British Library announces first official Entrepreneur in Residence to boost advice

Seen as the business brains of Bristol, mega-rich trade empire boss Stephen Fear will host a series of whirlwind “entrepreneur makeovers” at the Library’s Business & IP Centre, to turn London’s brightest business potential into the success stories of the future.

Fear’s “speed mentoring” sessions, billed as “50 years of business expertise in one hour”, will give young, aspiring Richard Bransons the tools to make their dreams come true. The entrepreneurs lucky enough to be chosen for a free session with the business legend, will get in-depth advice on marketing, intellectual property, financial markets and the secret “tricks of the trade”.

Fear’s appointment forms a key arm of “Innovating for Growth” a major initiative to boost small but fast growing London businesses. The Business & IP Centre will assist 150 ambitious and innovative “micro-businesses” for an expert 3-year intensive support programme which will push them to the next levels of success. The initiative delivers key policy objectives from the Mayor’s Economic Development Strategy for London, the LDA’s Investment Strategy and the BIS’s Strategy for Sustainable Growth.

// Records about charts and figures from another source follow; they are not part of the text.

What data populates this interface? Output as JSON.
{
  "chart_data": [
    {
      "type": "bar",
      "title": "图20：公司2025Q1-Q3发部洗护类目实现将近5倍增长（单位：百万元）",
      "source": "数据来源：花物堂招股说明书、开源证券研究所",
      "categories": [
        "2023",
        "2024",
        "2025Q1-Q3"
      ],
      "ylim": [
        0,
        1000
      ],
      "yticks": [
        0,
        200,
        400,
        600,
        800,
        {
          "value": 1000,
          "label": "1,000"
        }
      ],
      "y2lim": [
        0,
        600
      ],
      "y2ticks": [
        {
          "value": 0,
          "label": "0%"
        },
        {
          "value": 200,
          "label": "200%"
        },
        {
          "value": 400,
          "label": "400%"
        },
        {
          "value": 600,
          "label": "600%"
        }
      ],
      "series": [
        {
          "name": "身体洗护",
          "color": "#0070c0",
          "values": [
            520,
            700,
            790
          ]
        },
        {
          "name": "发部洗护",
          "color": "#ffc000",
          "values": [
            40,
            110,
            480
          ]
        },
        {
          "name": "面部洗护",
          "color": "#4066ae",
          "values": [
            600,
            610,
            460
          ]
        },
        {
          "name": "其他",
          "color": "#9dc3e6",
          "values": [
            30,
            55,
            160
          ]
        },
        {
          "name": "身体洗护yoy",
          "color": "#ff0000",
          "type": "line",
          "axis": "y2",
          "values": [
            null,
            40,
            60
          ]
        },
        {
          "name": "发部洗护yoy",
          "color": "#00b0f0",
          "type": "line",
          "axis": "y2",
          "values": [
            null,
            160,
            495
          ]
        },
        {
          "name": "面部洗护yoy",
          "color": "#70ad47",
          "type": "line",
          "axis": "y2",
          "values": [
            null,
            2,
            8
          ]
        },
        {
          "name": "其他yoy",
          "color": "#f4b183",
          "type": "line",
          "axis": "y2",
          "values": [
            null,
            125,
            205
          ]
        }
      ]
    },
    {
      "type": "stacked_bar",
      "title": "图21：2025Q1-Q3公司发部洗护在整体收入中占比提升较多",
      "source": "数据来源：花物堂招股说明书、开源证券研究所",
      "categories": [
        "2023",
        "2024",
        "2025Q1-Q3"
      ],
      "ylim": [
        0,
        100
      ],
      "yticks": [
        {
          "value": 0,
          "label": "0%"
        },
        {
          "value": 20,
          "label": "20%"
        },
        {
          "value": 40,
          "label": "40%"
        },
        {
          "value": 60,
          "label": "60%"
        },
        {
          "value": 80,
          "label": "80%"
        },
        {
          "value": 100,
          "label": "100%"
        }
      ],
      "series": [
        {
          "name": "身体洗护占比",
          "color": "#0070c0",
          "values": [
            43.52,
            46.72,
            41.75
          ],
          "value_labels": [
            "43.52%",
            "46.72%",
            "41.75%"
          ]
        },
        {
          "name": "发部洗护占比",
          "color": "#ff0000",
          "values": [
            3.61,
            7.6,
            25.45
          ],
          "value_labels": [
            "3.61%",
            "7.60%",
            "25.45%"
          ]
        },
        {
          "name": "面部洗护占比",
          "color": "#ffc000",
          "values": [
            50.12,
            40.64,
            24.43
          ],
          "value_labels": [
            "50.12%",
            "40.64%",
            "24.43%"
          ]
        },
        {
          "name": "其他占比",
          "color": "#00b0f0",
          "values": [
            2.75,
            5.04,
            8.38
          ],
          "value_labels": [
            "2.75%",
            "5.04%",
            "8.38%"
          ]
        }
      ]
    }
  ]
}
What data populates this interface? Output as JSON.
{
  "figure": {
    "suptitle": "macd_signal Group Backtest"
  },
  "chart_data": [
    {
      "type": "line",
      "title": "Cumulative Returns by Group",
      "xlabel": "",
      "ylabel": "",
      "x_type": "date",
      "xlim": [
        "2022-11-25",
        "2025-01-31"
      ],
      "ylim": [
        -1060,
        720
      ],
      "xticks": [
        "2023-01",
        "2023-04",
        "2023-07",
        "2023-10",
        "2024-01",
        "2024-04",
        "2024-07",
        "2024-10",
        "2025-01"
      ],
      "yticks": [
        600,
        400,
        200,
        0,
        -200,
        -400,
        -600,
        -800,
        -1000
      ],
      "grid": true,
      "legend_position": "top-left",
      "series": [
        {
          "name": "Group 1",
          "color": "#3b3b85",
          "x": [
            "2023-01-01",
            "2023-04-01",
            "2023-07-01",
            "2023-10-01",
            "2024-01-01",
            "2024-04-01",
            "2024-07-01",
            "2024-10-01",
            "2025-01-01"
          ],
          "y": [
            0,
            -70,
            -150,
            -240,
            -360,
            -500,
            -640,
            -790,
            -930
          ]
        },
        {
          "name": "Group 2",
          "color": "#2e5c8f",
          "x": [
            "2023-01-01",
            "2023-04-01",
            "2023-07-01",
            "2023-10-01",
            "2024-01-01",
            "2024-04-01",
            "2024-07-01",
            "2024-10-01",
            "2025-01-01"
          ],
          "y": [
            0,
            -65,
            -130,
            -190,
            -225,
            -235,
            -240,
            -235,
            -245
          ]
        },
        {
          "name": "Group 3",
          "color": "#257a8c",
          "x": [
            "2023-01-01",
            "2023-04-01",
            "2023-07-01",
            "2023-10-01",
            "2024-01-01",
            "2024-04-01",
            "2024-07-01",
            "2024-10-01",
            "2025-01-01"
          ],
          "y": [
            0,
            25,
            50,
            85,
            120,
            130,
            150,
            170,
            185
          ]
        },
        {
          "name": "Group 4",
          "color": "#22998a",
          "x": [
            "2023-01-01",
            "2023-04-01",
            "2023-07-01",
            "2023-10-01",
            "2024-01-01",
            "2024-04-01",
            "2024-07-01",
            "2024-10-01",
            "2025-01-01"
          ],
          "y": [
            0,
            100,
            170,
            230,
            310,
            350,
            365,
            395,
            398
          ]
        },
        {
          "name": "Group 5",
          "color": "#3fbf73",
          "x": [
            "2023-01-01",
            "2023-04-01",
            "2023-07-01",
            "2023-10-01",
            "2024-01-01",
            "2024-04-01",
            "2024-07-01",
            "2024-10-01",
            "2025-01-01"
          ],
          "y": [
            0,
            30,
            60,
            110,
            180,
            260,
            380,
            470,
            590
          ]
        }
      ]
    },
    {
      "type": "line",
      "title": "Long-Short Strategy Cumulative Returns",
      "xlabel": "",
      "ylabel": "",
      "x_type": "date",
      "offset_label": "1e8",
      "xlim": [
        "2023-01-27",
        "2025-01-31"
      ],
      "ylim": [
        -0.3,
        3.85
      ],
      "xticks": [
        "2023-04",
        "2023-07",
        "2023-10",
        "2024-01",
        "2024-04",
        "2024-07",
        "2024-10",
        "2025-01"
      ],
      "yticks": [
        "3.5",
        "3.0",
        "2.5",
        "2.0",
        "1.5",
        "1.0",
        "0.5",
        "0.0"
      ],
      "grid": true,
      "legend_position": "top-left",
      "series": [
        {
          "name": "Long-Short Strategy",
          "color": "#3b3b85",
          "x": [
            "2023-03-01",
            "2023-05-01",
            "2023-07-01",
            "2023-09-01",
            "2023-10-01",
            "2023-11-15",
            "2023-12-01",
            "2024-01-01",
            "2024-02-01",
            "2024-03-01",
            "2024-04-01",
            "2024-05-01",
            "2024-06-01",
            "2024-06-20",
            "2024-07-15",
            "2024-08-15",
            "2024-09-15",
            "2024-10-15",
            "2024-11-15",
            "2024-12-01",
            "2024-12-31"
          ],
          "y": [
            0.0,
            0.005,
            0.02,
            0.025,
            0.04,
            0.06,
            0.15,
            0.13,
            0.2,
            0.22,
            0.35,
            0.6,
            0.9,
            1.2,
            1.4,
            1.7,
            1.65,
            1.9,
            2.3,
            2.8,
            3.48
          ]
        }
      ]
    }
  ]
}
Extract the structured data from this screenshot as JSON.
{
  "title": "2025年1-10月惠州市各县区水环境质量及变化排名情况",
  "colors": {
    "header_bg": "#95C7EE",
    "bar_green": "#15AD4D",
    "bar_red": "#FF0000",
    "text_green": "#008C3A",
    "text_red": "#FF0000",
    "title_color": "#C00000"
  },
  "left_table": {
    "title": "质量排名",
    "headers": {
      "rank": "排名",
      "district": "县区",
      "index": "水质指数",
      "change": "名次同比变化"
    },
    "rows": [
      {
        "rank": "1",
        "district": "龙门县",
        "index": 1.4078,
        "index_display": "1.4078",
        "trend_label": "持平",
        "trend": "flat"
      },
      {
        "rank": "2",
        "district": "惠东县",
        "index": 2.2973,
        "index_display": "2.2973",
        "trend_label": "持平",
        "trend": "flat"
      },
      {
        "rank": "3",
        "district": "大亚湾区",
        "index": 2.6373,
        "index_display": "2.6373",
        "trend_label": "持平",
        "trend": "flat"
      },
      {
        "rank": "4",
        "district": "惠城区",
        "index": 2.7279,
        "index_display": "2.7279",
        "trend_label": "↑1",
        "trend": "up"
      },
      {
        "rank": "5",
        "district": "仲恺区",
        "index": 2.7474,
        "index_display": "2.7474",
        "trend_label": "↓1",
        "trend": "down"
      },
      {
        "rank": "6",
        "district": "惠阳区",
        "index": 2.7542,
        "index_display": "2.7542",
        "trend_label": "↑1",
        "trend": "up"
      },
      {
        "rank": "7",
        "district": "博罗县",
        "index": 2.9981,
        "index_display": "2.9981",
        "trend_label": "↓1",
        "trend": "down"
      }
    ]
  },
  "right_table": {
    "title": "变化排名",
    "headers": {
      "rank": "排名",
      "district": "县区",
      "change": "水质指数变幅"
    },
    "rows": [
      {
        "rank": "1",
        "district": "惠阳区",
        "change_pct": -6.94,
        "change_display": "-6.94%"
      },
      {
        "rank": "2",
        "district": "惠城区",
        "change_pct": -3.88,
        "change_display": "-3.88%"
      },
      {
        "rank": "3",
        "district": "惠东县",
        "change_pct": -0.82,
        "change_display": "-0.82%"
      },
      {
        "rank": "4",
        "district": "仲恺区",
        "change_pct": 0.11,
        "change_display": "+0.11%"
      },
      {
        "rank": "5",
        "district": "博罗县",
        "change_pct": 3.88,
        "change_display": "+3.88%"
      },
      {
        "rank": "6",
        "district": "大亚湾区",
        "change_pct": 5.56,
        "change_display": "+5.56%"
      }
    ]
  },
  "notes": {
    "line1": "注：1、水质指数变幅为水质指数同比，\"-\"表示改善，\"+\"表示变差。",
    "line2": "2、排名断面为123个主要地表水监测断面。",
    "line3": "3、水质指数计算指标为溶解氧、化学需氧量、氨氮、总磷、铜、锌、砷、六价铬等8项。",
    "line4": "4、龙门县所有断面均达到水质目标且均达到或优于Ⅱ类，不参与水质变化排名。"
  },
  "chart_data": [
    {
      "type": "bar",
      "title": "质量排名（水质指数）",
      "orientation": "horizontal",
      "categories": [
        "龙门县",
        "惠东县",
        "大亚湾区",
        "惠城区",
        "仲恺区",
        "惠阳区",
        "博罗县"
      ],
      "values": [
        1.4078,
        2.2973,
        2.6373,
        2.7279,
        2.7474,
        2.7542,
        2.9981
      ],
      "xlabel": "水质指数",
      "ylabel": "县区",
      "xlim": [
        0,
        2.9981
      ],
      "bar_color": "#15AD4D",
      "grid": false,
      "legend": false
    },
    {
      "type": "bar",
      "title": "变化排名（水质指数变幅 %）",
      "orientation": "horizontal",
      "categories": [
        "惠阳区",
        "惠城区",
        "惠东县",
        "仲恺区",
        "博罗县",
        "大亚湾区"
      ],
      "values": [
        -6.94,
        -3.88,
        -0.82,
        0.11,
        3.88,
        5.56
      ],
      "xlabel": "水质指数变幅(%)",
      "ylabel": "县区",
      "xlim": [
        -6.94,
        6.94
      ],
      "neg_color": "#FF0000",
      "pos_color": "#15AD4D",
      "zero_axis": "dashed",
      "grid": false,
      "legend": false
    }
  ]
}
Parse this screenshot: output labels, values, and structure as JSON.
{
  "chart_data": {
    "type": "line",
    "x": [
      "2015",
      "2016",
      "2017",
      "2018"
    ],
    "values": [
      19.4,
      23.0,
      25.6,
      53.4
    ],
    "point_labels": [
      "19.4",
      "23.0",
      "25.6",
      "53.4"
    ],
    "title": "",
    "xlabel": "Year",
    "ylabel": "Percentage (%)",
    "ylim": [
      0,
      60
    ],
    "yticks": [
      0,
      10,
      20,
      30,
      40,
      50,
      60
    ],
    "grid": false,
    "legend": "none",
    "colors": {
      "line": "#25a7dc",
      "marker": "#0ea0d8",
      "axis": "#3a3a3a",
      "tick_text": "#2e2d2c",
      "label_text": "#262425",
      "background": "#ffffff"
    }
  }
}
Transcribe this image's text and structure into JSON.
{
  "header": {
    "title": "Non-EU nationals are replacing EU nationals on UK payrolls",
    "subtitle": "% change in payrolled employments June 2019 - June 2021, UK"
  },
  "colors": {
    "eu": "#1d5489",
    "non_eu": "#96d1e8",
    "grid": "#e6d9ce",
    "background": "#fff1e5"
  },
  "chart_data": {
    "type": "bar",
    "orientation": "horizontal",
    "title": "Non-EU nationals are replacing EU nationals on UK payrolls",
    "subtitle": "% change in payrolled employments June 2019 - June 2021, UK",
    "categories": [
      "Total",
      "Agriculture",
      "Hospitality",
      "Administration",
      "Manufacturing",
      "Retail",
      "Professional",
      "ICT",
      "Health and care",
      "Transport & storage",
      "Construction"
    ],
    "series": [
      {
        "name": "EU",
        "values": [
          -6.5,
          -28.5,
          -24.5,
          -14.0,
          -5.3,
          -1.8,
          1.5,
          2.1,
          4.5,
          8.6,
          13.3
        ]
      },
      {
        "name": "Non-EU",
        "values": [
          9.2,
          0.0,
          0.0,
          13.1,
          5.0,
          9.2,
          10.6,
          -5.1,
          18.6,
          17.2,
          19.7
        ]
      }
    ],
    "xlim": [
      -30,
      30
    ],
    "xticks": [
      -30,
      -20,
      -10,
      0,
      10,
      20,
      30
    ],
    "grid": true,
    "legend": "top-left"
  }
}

Business genius Fear, who became a teen millionaire with a cleaning formula made in a garage, will meet some of the capital’s brightest talent for one-on-one coaching sessions on how to break new markets, protect their ideas, launch new products and make their fortune.

The inspirational entrepreneur told how he opened his first “office” in a red phone box, aged 16, when he heard on the news that new laws would force food manufacturers to change the way they clean ovens. The Bristol-born cheeky chappy hung an “Out Of Order sign” outside the phone box, charmed an operator into pretending to be his secretary, persuaded a US firm to sell its oven-cleaner product to him, and was soon dealing with the world’s biggest food brands. He and son Leon Fear, now run a multinational trading juggernaut incorporating 64 companies with interests in everything from hotels to manufacturing.

Fear, 58, whose own fortune runs into hundreds of millions, admitted that not everyone was born with his entrepreneurial talent, but said he wants to help the British Library unlock London’s growth potential, by sharing what he learned when making his millions. “I was lucky to meet some inspirational people at a very early age and, if that hadn’t happened, things could have turned out very differently.

“As a kid, I grew up with nothing, and never dreamt I could start a business, until one day I met a very rich banker and offered to do his gardening for free, if he agreed to tell me the secret to his success. He spent an hour a week explaining how to make money, and his advice gave me the inspiration to take that leap and start my own business. The Business & IP Centre helps do that for thousands of people who are starting out, like me, with nothing but a dream and an idea. The Centre gives start-ups free access to about £5 million worth of business & IP information, and help from some of the top experts in Britain. Many of those they help have experienced redundancy and I know how to lift them out of that situation because I have been there. I am excited to be sharing everything I have learned to help kick-start hundreds of great new businesses across the capital.”

The British Library’s Business & IP Centre, which receives Government funding to help entrepreneurial hopefuls, successfully launched over 800 new businesses and injected £32 million into London’s economy, in just two years.

The Centre’s Head of Business & Research Audiences Isabel Oswell says their new Entrepreneur in Residence will be the centrepiece of a new programme of support for London’s small businesses. “Stephen has some great plans to work with some of the most promising talent in London: people who have great ideas but just don’t know how to make money out of them. Our aim is to unlock all the exciting entrepreneurial potential out there and help create a hundred new Stephen Fears.”

The ‘Innovating for Growth’ scheme forms part of the European Regional Development Fund (ERDF) initiative to “capitalise on London’s innovation and growth to extend economic opportunities to communities where it is most needed” and crucially, the project will help London achieve the EDRF’s Priority 1 target for Business Innovation and Research and Eco-efficiency.